支店開設への第一歩。まずは持っていく荷物を馬車に積み込まねばならない。
借家に持っていくものは意外と少なく、荷馬車一つ分程度で済んだ。
備え付けの特別な機材は当然持ち運ぶことが出来ない為、持ち運びの効くものばかりを選んだせいだ。
また『支店化』計画なので、いずれは本店扱いである、人形の館に戻ってくることになる。
その時の為に、多くの機材は残したまま、時折顔を出して掃除、整備をすることに決まった。
車で無く荷馬車を選んだのにも理由がある。
そもそも両者には、天と地ほどの差もある借用料金が存在するのだ。
加えて、車の操縦にはそれなりの教養が必要となり、ましてや魔力を上手く扱うことすら危うい二人にとって、操縦などもっての外だ。
仮に、操縦者までも雇うとなると、相当数の資金が消費されてしまうだろう。
店舗の借り受けから開業の準備資金に至るまで、様々を考慮すると、それ程贅沢も出来ないのだ。
荷物を載せた馬車は、二人の子供を乗せ森の道を行く。
雨が降る気配もなく、別段急ぐ旅でもない。
ゆっくりと進む馬車の上で、ローゼリエッタは一人、流れる景色を楽しんでいた。
彼女が祖母の下へ引き取られて以来、屋敷から出た回数は数える程度しかなく、森の外に出た記憶は残っていない。
その過程で立ち寄った筈の町の光景も当に忘れ、見知らぬ世界に足を踏み入れるという行為に、若干の恐怖心を抱いた。
それでも、頼りになる兄が一緒にいるのだからと、楽観的に捉えることにし、家を出立してきたのだが……
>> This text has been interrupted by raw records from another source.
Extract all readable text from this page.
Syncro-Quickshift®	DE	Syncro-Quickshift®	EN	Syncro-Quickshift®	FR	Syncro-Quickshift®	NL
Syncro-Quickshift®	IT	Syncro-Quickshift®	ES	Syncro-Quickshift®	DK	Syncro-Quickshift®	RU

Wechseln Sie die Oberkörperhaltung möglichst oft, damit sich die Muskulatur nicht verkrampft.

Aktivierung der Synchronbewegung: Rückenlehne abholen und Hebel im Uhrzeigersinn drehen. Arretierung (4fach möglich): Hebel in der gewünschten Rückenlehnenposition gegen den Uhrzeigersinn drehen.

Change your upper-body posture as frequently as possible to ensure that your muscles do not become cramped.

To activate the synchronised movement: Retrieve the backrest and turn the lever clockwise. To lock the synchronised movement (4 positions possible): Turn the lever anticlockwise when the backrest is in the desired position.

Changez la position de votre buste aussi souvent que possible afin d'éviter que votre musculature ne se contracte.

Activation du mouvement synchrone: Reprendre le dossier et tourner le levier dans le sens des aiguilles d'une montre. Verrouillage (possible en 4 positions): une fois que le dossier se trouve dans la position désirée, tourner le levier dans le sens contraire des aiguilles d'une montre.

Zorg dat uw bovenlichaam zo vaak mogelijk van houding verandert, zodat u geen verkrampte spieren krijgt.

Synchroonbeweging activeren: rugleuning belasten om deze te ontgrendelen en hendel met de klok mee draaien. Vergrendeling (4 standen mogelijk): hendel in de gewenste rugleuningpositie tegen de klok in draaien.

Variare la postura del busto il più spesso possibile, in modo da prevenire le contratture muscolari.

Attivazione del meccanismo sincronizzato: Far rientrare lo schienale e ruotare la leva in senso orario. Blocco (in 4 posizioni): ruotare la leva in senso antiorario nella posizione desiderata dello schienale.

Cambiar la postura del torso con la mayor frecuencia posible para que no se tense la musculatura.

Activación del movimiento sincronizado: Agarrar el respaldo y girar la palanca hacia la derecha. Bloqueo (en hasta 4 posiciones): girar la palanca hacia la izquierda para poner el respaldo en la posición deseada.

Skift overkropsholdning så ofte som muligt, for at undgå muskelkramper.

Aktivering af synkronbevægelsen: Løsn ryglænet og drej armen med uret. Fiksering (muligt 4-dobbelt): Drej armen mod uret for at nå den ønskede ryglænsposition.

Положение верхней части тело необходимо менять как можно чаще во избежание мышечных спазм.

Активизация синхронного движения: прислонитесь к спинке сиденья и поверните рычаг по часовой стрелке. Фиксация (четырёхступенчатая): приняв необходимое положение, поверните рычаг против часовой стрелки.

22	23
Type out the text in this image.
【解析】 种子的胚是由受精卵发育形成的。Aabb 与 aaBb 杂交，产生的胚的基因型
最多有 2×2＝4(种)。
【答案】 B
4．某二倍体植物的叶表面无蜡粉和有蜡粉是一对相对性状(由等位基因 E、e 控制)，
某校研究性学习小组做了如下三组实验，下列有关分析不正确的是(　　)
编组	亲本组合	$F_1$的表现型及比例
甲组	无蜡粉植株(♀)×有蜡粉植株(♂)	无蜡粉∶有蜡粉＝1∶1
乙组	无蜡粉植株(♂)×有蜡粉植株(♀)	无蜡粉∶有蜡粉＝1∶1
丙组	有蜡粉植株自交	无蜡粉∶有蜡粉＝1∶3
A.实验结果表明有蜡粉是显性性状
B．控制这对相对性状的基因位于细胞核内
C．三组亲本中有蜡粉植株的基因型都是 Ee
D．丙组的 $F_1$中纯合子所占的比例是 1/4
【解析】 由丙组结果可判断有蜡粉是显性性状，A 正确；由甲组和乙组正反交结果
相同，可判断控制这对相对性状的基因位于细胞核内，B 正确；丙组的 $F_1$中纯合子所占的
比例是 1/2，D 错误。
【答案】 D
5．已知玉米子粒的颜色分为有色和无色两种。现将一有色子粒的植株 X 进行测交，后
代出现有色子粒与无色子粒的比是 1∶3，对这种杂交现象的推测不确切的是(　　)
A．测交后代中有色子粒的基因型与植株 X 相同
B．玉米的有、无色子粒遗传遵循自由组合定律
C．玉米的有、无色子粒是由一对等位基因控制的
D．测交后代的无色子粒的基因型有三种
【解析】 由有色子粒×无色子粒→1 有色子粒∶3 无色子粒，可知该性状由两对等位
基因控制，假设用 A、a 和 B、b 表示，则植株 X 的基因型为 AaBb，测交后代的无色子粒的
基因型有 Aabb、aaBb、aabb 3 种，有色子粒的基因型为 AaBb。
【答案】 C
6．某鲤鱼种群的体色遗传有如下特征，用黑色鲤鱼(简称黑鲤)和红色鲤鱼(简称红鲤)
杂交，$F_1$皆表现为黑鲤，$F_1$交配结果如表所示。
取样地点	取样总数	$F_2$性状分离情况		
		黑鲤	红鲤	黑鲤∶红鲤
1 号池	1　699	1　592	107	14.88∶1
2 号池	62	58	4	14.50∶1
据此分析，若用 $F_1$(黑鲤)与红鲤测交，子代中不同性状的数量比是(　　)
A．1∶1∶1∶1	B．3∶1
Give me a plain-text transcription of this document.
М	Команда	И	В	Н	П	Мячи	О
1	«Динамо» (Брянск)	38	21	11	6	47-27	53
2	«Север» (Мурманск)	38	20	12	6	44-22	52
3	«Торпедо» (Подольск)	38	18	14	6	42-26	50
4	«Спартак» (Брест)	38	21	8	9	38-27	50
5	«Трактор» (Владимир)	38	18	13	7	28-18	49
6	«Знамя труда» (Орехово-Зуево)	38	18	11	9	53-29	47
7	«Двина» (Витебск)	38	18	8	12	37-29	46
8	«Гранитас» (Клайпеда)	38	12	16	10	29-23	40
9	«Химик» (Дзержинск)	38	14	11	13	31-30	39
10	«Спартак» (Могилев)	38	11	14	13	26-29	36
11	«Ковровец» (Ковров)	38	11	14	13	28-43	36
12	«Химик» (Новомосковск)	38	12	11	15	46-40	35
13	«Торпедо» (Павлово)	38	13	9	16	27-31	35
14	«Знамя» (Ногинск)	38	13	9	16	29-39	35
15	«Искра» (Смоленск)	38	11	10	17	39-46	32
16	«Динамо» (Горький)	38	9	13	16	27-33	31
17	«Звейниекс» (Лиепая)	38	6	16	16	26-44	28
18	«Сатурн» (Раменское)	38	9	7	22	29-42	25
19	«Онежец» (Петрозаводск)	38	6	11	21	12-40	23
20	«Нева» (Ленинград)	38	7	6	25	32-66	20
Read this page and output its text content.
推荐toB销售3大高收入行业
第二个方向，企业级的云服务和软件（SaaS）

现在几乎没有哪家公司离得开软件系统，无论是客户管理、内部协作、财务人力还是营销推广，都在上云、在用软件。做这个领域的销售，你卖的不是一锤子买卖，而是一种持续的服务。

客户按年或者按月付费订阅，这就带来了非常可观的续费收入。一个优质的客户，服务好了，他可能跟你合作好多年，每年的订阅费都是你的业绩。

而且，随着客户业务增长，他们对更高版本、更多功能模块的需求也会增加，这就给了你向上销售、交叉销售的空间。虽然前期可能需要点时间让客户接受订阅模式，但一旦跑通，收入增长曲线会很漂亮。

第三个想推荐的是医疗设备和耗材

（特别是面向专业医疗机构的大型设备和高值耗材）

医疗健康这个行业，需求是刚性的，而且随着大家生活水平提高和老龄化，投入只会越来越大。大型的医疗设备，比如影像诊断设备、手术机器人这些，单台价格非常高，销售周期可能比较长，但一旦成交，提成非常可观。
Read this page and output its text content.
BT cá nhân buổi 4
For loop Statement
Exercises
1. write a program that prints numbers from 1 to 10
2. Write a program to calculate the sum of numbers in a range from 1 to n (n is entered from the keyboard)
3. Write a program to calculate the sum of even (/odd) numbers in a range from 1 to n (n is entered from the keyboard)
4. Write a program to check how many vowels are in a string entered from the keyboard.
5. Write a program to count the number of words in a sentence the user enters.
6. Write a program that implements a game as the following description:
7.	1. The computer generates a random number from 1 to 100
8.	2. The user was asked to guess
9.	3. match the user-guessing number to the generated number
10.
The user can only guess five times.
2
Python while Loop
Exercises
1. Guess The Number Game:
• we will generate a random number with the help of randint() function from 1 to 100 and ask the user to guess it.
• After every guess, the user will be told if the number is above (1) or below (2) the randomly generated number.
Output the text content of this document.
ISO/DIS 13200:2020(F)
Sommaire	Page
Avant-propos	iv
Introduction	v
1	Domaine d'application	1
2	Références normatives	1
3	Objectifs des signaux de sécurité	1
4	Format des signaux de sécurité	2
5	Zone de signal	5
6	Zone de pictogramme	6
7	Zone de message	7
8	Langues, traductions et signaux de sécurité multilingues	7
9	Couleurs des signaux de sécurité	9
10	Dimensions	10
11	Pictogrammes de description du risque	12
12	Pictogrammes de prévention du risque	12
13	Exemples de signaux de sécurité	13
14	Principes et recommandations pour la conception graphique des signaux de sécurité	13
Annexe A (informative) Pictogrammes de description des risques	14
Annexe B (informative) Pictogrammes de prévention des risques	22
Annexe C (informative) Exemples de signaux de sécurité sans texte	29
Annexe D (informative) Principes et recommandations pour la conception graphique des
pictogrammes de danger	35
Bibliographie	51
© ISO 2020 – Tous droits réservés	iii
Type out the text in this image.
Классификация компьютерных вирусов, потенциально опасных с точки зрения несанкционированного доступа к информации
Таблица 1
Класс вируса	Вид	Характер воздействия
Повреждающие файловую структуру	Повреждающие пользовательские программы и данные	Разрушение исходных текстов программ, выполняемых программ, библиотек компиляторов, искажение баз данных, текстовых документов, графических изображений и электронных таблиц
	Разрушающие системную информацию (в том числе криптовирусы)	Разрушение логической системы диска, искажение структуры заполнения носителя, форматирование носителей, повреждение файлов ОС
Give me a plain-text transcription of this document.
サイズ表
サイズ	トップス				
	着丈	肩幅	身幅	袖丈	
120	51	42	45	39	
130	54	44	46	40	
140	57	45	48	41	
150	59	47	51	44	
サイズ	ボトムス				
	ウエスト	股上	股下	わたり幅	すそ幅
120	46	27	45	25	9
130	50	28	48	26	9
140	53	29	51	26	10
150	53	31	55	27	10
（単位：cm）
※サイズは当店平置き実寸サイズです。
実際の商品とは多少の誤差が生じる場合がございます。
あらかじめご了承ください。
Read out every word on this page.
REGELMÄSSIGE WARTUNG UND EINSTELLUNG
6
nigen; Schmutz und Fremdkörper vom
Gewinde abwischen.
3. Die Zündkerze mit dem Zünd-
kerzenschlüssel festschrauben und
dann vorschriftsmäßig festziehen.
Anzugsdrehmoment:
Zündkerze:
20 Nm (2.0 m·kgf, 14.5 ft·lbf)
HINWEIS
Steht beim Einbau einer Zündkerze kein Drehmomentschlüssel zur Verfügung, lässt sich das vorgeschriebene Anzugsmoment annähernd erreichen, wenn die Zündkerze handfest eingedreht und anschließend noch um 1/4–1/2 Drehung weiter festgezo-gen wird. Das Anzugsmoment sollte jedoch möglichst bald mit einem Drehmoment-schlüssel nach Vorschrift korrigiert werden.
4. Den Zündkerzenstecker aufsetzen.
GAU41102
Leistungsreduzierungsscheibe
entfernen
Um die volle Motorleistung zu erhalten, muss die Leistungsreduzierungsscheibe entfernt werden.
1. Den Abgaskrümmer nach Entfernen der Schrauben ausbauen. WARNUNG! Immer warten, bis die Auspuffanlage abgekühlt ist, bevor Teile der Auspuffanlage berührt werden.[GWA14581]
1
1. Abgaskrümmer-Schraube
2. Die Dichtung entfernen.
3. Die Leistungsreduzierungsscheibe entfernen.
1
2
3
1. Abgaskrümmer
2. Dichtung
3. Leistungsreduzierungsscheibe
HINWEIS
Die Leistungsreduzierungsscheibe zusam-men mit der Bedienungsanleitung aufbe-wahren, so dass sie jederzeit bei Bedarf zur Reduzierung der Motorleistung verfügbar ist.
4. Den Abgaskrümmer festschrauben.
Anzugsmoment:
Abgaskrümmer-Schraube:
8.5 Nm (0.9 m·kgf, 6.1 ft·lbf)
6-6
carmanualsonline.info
肌を焼く太陽。風に吹かれる木々の香り。空は晴天で、見上げれば吸い込まれそうな青空が広がっている。
人形を弄ってばかりいては気づくことが出来なかったであろう、この世界の素晴らしさを実感しながら、一抹の不安も忘れ、少女は馬車に揺られ町を目指す。
道中は特に問題も起きず、昼頃には無事町に辿り着くことが出来た。
彼らの目的地は、依頼要請所から南東に位置する区画にある小さな家。
荷馬車が到着すると、ローゼリエッタは意気揚々と降り立ち、今後我が家となる二階建ての小さな城を見上げる。
「ここが……私たちのお店……」
思わず呟いてしまう程に、彼女の胸は高鳴っていた。
人形の館で、トレット家の傀儡師として活躍するローゼリエッタだったが、その名声は彼女の力で勝ち得たものでは無い。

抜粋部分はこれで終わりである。